On a downtown street in Houston, an elderly man pushes his wife in a wheelchair. Both wear trash bags for ponchos, as they walk from an arena that was turned into a shelter.
"We had knee-deep water in our house, so we're here," says Mel Mikan, who was rescued with his wife, Barbara, Sunday night by a Bellaire Fire Department boat.
"We were at Crosspoint Church in Bellaire, and we had metro bus come and pick just about everybody up," she says. "Even the Army was out there with their big trucks, and they were bringing us to the Coliseum. Now we have a hotel so that's where we're going now."
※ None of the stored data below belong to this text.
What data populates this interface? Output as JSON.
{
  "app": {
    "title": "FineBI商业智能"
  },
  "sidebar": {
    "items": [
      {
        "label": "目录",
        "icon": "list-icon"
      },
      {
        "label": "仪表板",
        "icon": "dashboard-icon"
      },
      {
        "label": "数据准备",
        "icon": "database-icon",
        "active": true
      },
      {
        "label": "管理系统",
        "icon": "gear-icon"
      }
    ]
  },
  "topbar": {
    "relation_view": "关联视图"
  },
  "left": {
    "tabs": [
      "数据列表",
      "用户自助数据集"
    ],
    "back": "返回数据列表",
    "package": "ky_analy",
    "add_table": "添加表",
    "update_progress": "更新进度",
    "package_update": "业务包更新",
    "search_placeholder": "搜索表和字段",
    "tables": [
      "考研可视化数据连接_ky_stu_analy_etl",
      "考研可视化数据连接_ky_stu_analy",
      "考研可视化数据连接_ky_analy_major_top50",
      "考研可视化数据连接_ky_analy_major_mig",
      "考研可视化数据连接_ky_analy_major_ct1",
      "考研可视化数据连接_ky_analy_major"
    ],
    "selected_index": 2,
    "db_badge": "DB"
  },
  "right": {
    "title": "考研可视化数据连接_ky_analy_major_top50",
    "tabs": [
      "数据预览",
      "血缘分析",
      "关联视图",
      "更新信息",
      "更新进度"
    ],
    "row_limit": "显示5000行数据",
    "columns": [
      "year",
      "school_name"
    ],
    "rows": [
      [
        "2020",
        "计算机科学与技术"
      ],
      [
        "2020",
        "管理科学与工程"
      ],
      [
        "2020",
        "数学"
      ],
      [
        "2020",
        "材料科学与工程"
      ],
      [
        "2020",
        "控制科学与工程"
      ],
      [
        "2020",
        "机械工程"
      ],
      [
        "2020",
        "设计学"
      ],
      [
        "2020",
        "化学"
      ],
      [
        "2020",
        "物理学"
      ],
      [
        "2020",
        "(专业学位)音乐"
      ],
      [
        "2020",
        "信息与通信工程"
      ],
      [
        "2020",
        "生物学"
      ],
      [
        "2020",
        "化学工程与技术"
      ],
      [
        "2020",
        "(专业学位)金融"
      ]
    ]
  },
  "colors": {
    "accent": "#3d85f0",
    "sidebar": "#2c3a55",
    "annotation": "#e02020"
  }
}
Houston Mayor Sylvester Turner said at a press conference Monday that about 5,500 people have been brought to emergency shelters in the city. He stressed what is obvious to anyone driving the few passable streets — the city is still very much in rescue mode.
"That's the major focus for the day, that's my directive, is that we want to focus on getting people where they are and getting them out of homes or whatever their stressful situation may be," he said.
All over Houston, you see what is being called the Texas Navy: private citizens pulling their fishing boats behind pickups. They're launching their vessels at the water's edge, which could be anywhere that a street becomes a bayou. Harris County Judge Ed Emmett put out an extraordinary call Sunday. He said the fire department, Coast Guard and police are overwhelmed — they need people to help their neighbors. And folks have responded.
"I've been able to rescue 10 to 15 people at a time. Yesterday was a very good day. We rescued 53 people into the night," says Ray Ortega, an oilfield tool salesman, who drove up from his home in Victoria pulling a 23-foot fishing boat that he usually uses in the Gulf to go after speckled trout and redfish. Ortega was looking for a place to launch his boat and rescue more people.
The Army Corps of Engineers announced that it will open floodgates and release water from two major reservoirs that are perilously full from the tropical deluge. This is expected to push Buffalo Bayou — which flows through the middle of Houston — even higher. Some worry that will cause the flooding to get even worse.
That is why brothers Jay and Manuel Cano came out with their green rowboat to rescue a relative stranded in the flooded Denver Harbor neighborhood.
"We got my wife's sister in there without no light or water since all this started, so we're gonna see if we can help her get out," says Jay.
One of the most maddening problems that Houston is facing is the vast acreage of the city that has gone underwater. This makes it difficult if not impossible to get around.
Larry Hall, a juvenile probation officer with Harris County, drove down a street where the water came up to his bumpers, then turned around in frustration.
"I live in Crosby, and I'm just tryin' to find my way home. I left my job off of Chimney Rock, and I've been driving for the last three hours to make it back in that direction."
Meanwhile, the National Weather Service reports that Harvey is expected to produce 15 to 25 inches of additional rainfall over the upper Texas coast and into southwestern Louisiana through Friday. Some isolated totals may exceed 4 feet of rain.